Mark Mosher, the commission’s executive director, said the organization is private and Schwarzenegger has only an honorary role.
“We are not doing state business,” he said. “We don’t pass laws, we don’t influence government service. We exist to promote the state as a place to locate business.”
Olson and Hellman created the group, Mosher said, and Schwarzenegger was just the inspiration.
“He (Schwarzenegger) said, ‘Hey, I think we ought to do something because I promised to do that during the campaign,”‘ Mosher said. “He said to Warren and to Ron, ‘Could you guys do something?”
All of the commissioners were recruited by Olson, Hellman or himself, Mosher said.
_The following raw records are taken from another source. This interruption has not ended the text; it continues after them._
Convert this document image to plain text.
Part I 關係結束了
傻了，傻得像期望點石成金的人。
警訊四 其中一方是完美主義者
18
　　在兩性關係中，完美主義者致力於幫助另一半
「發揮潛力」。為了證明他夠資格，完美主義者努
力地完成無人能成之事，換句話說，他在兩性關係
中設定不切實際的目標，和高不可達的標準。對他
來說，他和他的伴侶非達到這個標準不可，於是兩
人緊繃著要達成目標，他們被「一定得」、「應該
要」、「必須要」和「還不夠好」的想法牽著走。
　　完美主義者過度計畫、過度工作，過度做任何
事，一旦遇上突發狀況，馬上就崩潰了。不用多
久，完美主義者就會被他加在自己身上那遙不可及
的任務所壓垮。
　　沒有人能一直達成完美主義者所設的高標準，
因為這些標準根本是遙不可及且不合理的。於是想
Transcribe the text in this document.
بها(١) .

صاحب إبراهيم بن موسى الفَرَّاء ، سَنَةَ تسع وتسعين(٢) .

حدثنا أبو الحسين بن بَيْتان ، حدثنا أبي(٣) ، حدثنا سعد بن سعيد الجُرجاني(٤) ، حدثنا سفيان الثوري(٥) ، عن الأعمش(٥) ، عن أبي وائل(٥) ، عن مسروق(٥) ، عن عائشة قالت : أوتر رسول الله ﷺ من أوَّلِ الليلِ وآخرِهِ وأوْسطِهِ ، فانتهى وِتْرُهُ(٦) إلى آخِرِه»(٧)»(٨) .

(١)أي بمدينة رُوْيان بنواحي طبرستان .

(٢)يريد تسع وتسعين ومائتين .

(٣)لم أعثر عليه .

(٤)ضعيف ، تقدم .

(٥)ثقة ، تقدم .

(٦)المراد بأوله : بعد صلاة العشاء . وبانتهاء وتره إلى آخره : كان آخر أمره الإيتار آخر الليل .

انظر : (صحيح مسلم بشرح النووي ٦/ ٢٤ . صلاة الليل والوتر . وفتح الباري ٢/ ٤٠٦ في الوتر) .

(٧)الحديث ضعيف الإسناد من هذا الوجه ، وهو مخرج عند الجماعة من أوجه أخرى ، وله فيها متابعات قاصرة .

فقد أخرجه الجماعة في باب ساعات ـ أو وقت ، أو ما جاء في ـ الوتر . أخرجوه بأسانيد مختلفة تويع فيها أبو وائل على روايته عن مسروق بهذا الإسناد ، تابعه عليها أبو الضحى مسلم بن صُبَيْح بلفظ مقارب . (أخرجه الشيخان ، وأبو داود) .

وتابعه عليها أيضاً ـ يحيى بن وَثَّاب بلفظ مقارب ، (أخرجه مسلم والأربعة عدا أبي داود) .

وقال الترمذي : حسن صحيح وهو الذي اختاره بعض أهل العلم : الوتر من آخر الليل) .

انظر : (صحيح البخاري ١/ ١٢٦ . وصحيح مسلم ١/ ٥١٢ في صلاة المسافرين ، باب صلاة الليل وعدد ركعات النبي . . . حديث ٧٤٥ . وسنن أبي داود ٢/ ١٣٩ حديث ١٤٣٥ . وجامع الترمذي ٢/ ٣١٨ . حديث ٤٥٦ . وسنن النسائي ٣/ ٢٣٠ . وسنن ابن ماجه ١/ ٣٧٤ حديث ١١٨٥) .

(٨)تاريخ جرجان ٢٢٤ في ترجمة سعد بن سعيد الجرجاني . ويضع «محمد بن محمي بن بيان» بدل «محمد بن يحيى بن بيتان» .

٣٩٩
Calls to other members of the board were not returned, including Rachel Berliner, co-founder of a $100 million frozen food company; Paul Folino, chairman and CEO of Emulex Corp.; and John Wilhelm, president of the Hotel Employees and Restaurant Employees Union.
While Mosher called the group’s activities completely independent of the state and the governor’s office, he acknowledged visiting Tokyo earlier this month to prepare for the governor’s trade mission.
Mosher said his job was to set up meetings for members of his commission with Japanese businesses who might be interested in making investments in California. He said he has no knowledge of whether the governor or members of his staff would attend any of those meetings.
Schwarzenegger’s press secretary Margita Thompson said Tuesday the governor would have at least two business-related events in Tokyo during the Nov. 10-13 trip as well as private meetings.
Although not required under IRS guidelines, Mosher released the commission’s income to date of $380,000 from its members so far and promised a more detailed disclosure of contributions in the near future. But he said, the group did not believe it should comply with state conflict of interest codes.
Besides ongoing promotion of California, the commission is paying for a $600,000 national billboard campaign that feature the governor calling for businesses to come to California. The group also paid the cost of relocating a small printing company from Las Vegas to Los Angeles last month that the governor used as a press conference.